Yikes.  Just yikes.  What DIDN'T suck about this card design?  The enormous bubble letters used for the team name.  The gaudy colors.  The player name that looks like it was printed on there using a 1960s typewriter.  Brutal.  You look at these cards and wonder what set could POSSIBLY have done worse than 1986 Topps??.......

1.  1991 Fleer

This.  These are still the ugliest cards I have ever seen.  And that's not just the current me saying that - I still remember my 9 year old self busting open a pack of 1991 Fleer, seeing that horrendous yellow border, and thinking "These are the most butt-ugly baseball cards ever made."  When you manage to offend the aesthetic sensibilities of a 9 year old kid, you KNOW something went horribly wrong.  Now I'm sure some of you would look at this set and say "Surely, some of these other sets look worse.  I mean, come on, 1986 Topps!!".  To that, I would have 2 replies:

One - what really offends me is the complete and total lack of effort and imagination put into this design.  At least 1986 Topps TRIED to make something that looked different and interesting.  They failed - horribly - but at least they tried.  This design is boring to the point of tears, and smothered in one of the worst colors ever seen in the history of the hobby.

And two - don't call me Shirley.


  1. I don't know if I agree with the whole lilst I definatley think I would have a few other sets on there, but i am in total agreement with #1. I was scrolling down the list thinking to myself what number 1991 Fleer would be at and blam #1. But 91 score and 1990 and 1988 Donruss would have made my list as well. Some of that wax outta the late 80's and early 90's was just terrible.

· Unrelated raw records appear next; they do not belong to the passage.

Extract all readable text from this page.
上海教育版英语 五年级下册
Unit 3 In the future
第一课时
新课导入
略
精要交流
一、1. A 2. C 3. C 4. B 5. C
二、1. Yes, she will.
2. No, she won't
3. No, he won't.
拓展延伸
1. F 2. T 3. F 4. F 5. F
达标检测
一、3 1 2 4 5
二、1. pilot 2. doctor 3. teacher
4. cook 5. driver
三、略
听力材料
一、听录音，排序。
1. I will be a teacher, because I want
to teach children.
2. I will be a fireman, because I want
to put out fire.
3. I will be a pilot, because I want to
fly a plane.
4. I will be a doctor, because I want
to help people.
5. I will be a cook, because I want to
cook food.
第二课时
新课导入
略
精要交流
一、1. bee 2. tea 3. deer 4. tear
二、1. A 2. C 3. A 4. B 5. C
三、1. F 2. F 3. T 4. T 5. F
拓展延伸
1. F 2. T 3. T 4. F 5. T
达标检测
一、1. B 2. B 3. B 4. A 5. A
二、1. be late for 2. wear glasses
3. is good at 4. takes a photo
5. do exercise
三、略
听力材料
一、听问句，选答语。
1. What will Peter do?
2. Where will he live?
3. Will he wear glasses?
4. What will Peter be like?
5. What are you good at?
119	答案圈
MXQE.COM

  2. Out of all of those... I think the 1995 Score and 1994 Stadium Club are the worst. However... I've seen worse. How about those dumb Fun Packs that Upper Deck put out in 1993 or 1994. Those were terrible.

    I might have also agreed with you on the 1986 Topps design a few months ago... but the set has been really growing on me as of late. I'm even considering busting some packs and building this set.